Animaland human studies have demonstrated that β-EP and dynorphin exert tonic inhibition andstimulation of HPA activity acting on MOP-r and KOP-r, respectively. In a rat study, eitheracute morphine or acute stress elevated HPA activity; in contrast, acute morphine blunted theHPA activation by stress, suggesting a counterregulatory role of opiates on the stress response(57). Both ACTH and cortisol levels are significantlydisrupted in active heroin addicts; however, both basal activity and responsivity of the HPAaxis are normalized in steady-state methadone-maintained patients (58). Rodent studies using pump infusion have confirmed that steady-statemethadone does not alter HPA responsivity (31, 32, 59, 60).

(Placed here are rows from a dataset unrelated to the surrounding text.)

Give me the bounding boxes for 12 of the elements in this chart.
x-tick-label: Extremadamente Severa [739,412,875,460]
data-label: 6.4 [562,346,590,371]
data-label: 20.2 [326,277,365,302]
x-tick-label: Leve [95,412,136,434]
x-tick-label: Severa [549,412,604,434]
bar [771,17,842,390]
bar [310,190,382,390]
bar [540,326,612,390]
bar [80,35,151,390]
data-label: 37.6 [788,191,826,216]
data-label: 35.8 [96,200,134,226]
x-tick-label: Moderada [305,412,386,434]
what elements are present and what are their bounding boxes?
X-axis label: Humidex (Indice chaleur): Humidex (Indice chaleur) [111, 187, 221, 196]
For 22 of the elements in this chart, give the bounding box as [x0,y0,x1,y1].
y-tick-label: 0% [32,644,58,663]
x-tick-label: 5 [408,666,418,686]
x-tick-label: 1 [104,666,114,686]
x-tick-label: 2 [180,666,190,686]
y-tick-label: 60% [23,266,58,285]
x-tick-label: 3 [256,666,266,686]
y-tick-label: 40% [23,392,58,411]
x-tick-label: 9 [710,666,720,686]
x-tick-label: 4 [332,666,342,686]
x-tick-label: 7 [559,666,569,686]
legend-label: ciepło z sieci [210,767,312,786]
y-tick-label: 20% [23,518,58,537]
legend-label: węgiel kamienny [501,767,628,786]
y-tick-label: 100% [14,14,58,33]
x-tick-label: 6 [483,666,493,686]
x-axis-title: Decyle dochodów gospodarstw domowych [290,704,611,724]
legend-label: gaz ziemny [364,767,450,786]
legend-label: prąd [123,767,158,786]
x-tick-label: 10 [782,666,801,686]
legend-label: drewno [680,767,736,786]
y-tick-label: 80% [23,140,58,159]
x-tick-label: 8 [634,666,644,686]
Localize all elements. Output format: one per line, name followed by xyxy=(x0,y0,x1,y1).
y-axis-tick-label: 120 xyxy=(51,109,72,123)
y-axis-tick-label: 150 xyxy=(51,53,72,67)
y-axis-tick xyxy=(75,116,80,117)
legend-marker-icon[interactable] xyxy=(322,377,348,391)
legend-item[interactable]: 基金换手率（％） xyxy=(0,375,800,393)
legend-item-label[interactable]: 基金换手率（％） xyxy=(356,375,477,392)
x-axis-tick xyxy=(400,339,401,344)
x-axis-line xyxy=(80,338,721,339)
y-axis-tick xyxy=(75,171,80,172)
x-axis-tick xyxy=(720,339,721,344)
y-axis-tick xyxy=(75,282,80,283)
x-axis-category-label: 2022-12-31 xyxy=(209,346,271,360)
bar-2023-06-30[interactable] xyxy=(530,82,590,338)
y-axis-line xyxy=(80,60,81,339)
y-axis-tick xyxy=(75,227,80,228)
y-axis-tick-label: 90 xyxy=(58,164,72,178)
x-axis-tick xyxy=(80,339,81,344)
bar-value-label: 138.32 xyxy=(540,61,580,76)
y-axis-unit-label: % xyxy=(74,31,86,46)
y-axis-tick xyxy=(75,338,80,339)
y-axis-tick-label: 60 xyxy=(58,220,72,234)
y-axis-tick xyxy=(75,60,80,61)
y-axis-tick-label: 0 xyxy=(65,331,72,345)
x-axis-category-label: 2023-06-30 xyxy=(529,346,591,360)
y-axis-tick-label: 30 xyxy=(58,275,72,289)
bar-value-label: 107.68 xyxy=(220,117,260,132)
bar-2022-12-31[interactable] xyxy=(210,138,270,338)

Addictions are now commonly accepted as diseases of the brain caused by the impact of the drug itself on the brain (direct effects and neuroadaptations) and modified by various environmental factors. These factors include epigenetic changes, addict mindset, and social influences, including peer pressure, family environment, and especially, response to stress and stressors (see below). Further, the presence of specific variants of multiple genes may enhance or decrease the vulnerability to developing specific addictions.

You might imagine psilocybin mushrooms (aka magic mushrooms) and LSD as being very similar since they both have a reputation for producing mind-bending psychedelic experiences. But these two damage cocaine does to the nose drugs have key differences that impact both the people who use them and the researchers who study them. However, it is difficult to determine the accuracy of data on racial disparities.

To date, no pharmacotherapeutic intervention in the treatment of cocaine addiction has been successfully developed. Current efforts in this regard target the endogenous opioid system, both with currently available compounds and potential new compounds with desired opioid receptor selectivity/activation profiles. Carriers of the 118G allele show an elevated sensitivity to pain and reduced analgesicresponse to opioids.